I can understand why Bishop Mark Sisk released a statement in advance of Occupy Wall Street’s demonstration at an empty lot owned by Trinity, Wall Street in lower Manhattan. Trinity is a church in his diocese. His clergy had been following the issue closely, and some were passionately supportive of the group that wanted to take over the property.


Any bishop is such a situation might have wanted to offer a few words of moral guidance. That I wish he had offered somewhat different words doesn’t change the fact that it was appropriate for him to speak.

I am less certain why Presiding Bishop Katharine Jefferts Schori felt the need to lend her moral credibility, and by extension that of the Episcopal Church, to Trinity at this particular moment.
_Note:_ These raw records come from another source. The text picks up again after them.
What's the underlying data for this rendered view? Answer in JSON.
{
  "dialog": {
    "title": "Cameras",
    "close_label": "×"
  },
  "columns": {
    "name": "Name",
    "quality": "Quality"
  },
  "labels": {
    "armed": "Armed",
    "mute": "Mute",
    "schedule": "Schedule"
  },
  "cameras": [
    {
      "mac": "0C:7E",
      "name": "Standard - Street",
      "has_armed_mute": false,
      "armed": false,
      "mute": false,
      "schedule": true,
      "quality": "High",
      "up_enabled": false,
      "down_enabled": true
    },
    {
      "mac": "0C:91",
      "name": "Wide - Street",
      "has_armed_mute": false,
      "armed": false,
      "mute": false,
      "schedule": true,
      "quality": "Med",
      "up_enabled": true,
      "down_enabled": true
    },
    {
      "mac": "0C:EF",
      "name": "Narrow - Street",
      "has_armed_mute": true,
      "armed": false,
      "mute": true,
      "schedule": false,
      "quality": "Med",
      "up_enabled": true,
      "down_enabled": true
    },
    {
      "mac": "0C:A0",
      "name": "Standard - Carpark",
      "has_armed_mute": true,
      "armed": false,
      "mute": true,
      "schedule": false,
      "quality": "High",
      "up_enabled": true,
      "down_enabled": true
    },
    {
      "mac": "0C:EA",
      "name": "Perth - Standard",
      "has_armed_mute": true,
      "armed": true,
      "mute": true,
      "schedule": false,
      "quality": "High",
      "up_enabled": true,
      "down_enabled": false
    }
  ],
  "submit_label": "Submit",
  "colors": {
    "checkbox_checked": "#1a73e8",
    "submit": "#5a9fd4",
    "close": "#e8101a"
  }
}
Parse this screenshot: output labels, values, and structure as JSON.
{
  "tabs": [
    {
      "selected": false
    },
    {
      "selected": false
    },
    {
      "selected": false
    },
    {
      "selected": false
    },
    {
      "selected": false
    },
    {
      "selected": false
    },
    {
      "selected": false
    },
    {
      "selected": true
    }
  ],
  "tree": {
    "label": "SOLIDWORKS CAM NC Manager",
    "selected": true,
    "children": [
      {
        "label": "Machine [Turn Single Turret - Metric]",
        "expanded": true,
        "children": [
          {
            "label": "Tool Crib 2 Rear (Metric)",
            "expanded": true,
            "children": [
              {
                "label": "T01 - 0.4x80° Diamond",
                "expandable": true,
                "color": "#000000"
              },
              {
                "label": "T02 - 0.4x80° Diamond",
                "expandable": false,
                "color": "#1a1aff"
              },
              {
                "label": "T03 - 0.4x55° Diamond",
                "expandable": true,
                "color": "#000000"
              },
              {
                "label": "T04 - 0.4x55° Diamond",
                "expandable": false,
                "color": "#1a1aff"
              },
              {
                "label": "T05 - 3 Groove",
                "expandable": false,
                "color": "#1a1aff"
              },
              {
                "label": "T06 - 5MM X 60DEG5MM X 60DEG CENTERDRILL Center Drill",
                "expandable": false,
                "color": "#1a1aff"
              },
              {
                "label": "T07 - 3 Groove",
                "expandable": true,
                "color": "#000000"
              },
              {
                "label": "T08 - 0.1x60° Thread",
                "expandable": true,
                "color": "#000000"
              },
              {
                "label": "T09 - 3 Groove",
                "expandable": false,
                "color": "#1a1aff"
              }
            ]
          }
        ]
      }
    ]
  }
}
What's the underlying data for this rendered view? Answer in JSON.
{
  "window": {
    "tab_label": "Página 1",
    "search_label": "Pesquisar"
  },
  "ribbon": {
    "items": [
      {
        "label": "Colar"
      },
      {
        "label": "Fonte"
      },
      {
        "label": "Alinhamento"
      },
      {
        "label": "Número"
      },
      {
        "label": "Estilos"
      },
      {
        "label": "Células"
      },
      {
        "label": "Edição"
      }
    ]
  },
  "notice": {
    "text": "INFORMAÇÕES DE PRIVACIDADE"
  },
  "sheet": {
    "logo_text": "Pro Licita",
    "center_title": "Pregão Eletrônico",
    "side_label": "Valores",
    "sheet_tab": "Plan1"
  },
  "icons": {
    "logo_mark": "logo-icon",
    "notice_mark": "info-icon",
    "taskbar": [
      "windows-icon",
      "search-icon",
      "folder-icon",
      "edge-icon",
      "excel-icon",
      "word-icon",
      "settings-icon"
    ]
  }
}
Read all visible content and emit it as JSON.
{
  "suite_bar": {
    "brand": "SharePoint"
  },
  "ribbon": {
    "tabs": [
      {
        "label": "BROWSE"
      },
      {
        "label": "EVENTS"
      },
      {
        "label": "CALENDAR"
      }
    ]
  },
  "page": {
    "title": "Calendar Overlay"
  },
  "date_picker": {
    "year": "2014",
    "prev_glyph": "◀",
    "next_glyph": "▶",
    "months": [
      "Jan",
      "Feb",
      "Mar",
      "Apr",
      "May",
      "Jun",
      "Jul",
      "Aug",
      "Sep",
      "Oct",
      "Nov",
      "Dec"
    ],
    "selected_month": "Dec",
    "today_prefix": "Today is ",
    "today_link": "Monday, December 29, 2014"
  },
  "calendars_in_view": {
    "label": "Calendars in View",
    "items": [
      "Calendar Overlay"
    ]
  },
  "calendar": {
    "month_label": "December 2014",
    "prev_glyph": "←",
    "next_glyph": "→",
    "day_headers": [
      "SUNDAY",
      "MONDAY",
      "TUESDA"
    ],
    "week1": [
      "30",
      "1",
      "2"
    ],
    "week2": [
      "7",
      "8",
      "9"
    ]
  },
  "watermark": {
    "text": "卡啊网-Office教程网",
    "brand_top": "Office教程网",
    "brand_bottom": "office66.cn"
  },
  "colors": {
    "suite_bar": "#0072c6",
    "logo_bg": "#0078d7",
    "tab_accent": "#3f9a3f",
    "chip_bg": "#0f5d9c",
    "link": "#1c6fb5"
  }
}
In situations like the one that was playing out in Lower Manhattan it might have been wiser to acknowledge that people of good faith and judicious temperament can come to differing conclusions, urge further conversation, and remind both sides of the need to eschew violence. Instead she inserted herself into a parochial matter in a way that seemed to suggest that she believed a movement that has suffered far more violence than it has initiated, was about to move on Duarte Square through “force of arms.”

The Presiding Bishop, however, emerges from the weekend’s events looking far better than Archbishop Desmond Tutu who first released a statement, through the Occupy website supporting the movement’s plan to take Duarte Park and urging Trinity Wall Street not to ask the police to make arrests, then releasing a second statement, through Trinity’s website saying that the previous statement was by no means an endorsement of lawbreaking. Why the police would arrest someone who had not broken the law was not made clear.

The Rev. James Cooper, rector of Trinity Wall Street, quoted extensively from the statements by all three bishops in the statement he released on Saturday night after some fifty demonstrators, including Bishop George Packard, the Rev. John Merz and at least two other Episcopal clergy, were arrested after climbing a ladder and standing in Duarte Square.

I don’t have an opinion about whether Trinity Wall Street should allow Occupy Wall Street to establish a winter camp in Duarte Square. I can’t determine from the distance at which I am watching this unfold whether Trinity is actually offering real aid to Occupy or engaging in the Lady Bountiful behavior that earns the parish perhaps more credit that it strictly deserves. But I know at least a little bit about crisis communications, and that the way in which organizations speak and act during crises tend to reveal—often inadvertently—their deepest values.

In this particular crisis, Trinity embarrassed Desmond Tutu into publicly reversing himself and induced the Presiding Bishop into weighing in on a fractious parochial matter in which the wider church has nothing at stake. At issue, in essence, was Trinity’s right to dispose of a tiny piece of its vast commercial real estate empire as it saw fit. I don’t necessarily contest that right, but I believe that in defending it, Trinity treated the good name of our church as a commodity that it had purchased through philanthropy and was now free to deploy.

That good name is now somewhat the worse for wear, I think, and I am wondering how we get it back.